Thank you fools at the FBI and here for pressing Apple to make the iPhone more secure.
It's unlikely we'll ever hear any more about what they did, or whether they disclosed the attack/crack vector to Apple, or what was on the phone. If in fact the g-men were able to defeat the iPhone's security it's likely that Apple will double down again on security and we'll be revisiting this scenario again in the very near future.
As much as I'd like to believe that the lines between who's right and who's wrong on these issues is always very clear ... I take a pragmatic or semi pessimistic or survivalist view on this. As an adult with a diverse background I know there are very evil people on this planet. I also know that dealing with them requires equally crafty but hopefully more socially responsible people who do bad things on our behalf to keep the needle in the good zone for the greatest number of people. In other words, we're only seeing the tip of the iceberg of what goes on behind the scenes. What's puzzling is that a government agency would show its inability and shortcomings in dealing with this situation in a very ugly and public way. They could have negotiated and sought outside help from people other than Apple without going nuclear grade negative PR against one of the most well respected companies on earth. The tactical approach chosen demonstrates that there is someone in the current administration whose has a personal vendetta against Apple that they view as being more important than solving the actual problem at hand.

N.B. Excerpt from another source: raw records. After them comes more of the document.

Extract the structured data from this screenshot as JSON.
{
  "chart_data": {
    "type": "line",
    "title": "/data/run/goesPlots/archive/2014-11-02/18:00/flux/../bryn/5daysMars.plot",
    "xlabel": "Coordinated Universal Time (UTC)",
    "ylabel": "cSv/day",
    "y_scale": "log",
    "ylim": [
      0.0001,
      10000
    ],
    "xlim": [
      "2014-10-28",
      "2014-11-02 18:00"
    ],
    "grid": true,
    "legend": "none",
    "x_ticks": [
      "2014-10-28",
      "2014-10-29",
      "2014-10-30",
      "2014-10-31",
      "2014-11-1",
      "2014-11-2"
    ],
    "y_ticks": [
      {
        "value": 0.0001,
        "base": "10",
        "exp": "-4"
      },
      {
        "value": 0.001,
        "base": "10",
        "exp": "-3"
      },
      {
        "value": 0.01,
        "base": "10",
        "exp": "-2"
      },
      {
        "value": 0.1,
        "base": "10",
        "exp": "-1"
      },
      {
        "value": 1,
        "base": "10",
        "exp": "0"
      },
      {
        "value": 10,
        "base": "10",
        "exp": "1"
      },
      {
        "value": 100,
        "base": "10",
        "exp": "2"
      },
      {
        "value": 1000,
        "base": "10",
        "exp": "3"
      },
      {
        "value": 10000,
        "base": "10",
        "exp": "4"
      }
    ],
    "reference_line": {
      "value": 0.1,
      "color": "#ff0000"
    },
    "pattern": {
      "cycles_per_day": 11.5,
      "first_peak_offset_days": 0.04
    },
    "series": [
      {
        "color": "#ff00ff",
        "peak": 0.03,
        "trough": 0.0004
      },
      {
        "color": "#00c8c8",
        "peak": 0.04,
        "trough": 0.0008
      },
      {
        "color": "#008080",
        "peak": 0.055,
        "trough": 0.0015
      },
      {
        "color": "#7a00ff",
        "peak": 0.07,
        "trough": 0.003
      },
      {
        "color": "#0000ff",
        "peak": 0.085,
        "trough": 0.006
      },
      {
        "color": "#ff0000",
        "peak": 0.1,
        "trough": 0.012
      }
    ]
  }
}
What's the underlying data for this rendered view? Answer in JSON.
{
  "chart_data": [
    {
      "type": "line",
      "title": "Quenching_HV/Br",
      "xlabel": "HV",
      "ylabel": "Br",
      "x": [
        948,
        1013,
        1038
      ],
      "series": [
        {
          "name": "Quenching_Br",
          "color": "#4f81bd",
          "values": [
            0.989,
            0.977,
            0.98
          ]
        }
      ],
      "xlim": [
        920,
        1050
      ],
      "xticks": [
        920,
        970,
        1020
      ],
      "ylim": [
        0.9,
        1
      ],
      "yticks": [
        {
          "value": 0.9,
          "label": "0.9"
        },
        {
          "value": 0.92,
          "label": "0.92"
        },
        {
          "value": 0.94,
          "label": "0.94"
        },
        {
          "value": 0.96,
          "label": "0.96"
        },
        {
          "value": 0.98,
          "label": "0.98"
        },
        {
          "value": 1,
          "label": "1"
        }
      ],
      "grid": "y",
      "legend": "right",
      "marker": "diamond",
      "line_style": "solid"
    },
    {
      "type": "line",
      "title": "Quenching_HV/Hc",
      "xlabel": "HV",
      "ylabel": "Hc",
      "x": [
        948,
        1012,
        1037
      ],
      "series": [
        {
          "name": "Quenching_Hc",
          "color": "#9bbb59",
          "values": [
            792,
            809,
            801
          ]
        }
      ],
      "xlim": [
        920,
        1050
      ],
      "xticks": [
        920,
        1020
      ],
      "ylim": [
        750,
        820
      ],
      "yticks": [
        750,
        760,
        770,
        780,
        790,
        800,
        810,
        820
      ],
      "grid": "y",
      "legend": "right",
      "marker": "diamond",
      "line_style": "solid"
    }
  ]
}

I praise Tim Cook and Apple for standing up to the DOJ and FBI on this one and showing leadership even though it was a no-win scenario for Apple no matter the outcome because they still had to face the grieving families of the victims whether or not they stood on the high ground and acted globally responsible. Apple acted professionally and in the best interests of their global customers and constituents. I can't say the same for the DOJ/FBI who tried to publicly bully Apple into breaking the trust and respect Apple has earned with their customers. But I also know that there's a lot of unexposed iceberg and we'll never see everything that's behind the full story. All I know is that I have greater respect for Apple and less respect for the DOJ/FBI today than when this thing broke out into an emotionally charged public debacle.
yes, the FBI went to the media first but Apple decided to take any and all interviews about the subject with Mr Cook releasing an open letter. Apple went on the defense and then tried to go on the offensive...how did that work out?